Rahne Jones delivers fresh and funny work as the sharp-tongued Skye, who has a way of cutting through her fellow classmates’ B.S. and is committed to championing equal rights for all but isn’t above making her own Machiavellian moves.
Laura Dreyfuss is terrific as an earnest and whip-smart Payton loyalist who actually seems to have a heart and a conscience, unlike most of her friends (and their parents).
The all-important campaign is riddled with scandal and tragedy and double-crossing skullduggery, with some tears (and some blood) shed along the way. Once in a while we get a full-blown musical performance, as well as creative and weird flourishes such as re-enactments of the assassination of Abe Lincoln and John Hinckley’s attempt at President Ronald Reagan’s life, with Payton and other characters portraying the principals.
The performances are hit and miss, with some of the lead actors going big and broad and playing to the rafters, as if they’re on stage in a cavernous auditorium. That’s a risky and in more than a few cases not entirely successful choice for the television (aka online) medium.
Granted, it can be great fun watching these audaciously amoral clowns, many of them obscenely rich, stumbling and bumbling about and smugly thinking they’re the smartest people in the room when in fact they’re not, they’re really, really not.

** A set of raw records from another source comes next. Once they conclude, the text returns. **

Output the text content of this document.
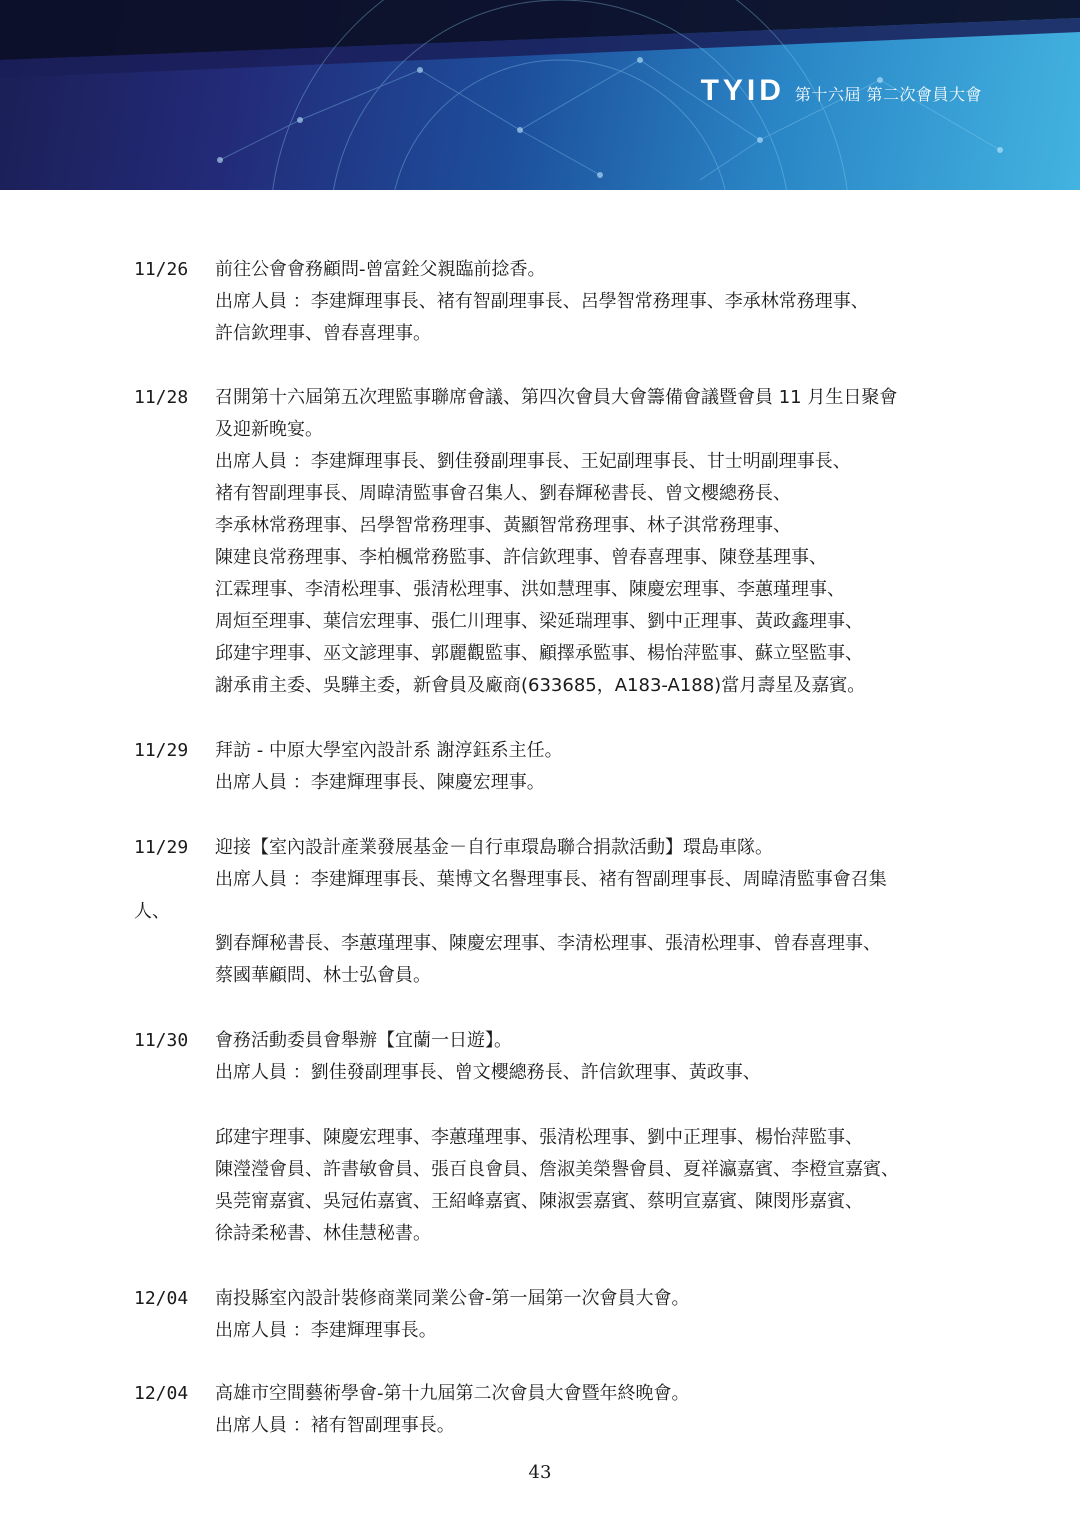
TYID 第十六屆 第二次會員大會
11/26 前往公會會務顧問-曾富銓父親臨前捻香。
出席人員 ：李建輝理事長、褚有智副理事長、呂學智常務理事、李承林常務理事、
許信欽理事、曾春喜理事。
11/28 召開第十六屆第五次理監事聯席會議、第四次會員大會籌備會議暨會員 11 月生日聚會
及迎新晚宴。
出席人員 ：李建輝理事長、劉佳發副理事長、王妃副理事長、甘士明副理事長、
褚有智副理事長、周暐清監事會召集人、劉春輝秘書長、曾文櫻總務長、
李承林常務理事、呂學智常務理事、黃顯智常務理事、林子淇常務理事、
陳建良常務理事、李柏楓常務監事、許信欽理事、曾春喜理事、陳登基理事、
江霖理事、李清松理事、張清松理事、洪如慧理事、陳慶宏理事、李蕙瑾理事、
周烜至理事、葉信宏理事、張仁川理事、梁延瑞理事、劉中正理事、黃政鑫理事、
邱建宇理事、巫文諺理事、郭麗觀監事、顧擇承監事、楊怡萍監事、蘇立堅監事、
謝承甫主委、吳驊主委，新會員及廠商(633685，A183-A188)當月壽星及嘉賓。
11/29 拜訪 - 中原大學室內設計系 謝淳鈺系主任。
出席人員 ：李建輝理事長、陳慶宏理事。
11/29 迎接【室內設計產業發展基金－自行車環島聯合捐款活動】環島車隊。
出席人員 ：李建輝理事長、葉博文名譽理事長、褚有智副理事長、周暐清監事會召集
人、
劉春輝秘書長、李蕙瑾理事、陳慶宏理事、李清松理事、張清松理事、曾春喜理事、
蔡國華顧問、林士弘會員。
11/30 會務活動委員會舉辦【宜蘭一日遊】。
出席人員 ：劉佳發副理事長、曾文櫻總務長、許信欽理事、黃政事、
邱建宇理事、陳慶宏理事、李蕙瑾理事、張清松理事、劉中正理事、楊怡萍監事、
陳瀅瀅會員、許書敏會員、張百良會員、詹淑美榮譽會員、夏祥瀛嘉賓、李橙宣嘉賓、
吳莞甯嘉賓、吳冠佑嘉賓、王紹峰嘉賓、陳淑雲嘉賓、蔡明宣嘉賓、陳閔彤嘉賓、
徐詩柔秘書、林佳慧秘書。
12/04 南投縣室內設計裝修商業同業公會-第一屆第一次會員大會。
出席人員 ：李建輝理事長。
12/04 高雄市空間藝術學會-第十九屆第二次會員大會暨年終晚會。
出席人員 ：褚有智副理事長。
43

But when there are so many of them, and when the plot grows ever soapier and more outlandish, it’s sometimes difficult not to drift off and consider bailing on the series. By the time Judith Light and Bette Midler parachute in out of nowhere in a finale focused primarily on setting up Season Two, I was already firmly committed to being “undecided” about whether I’ll sign on for another campaign with “The Politician.”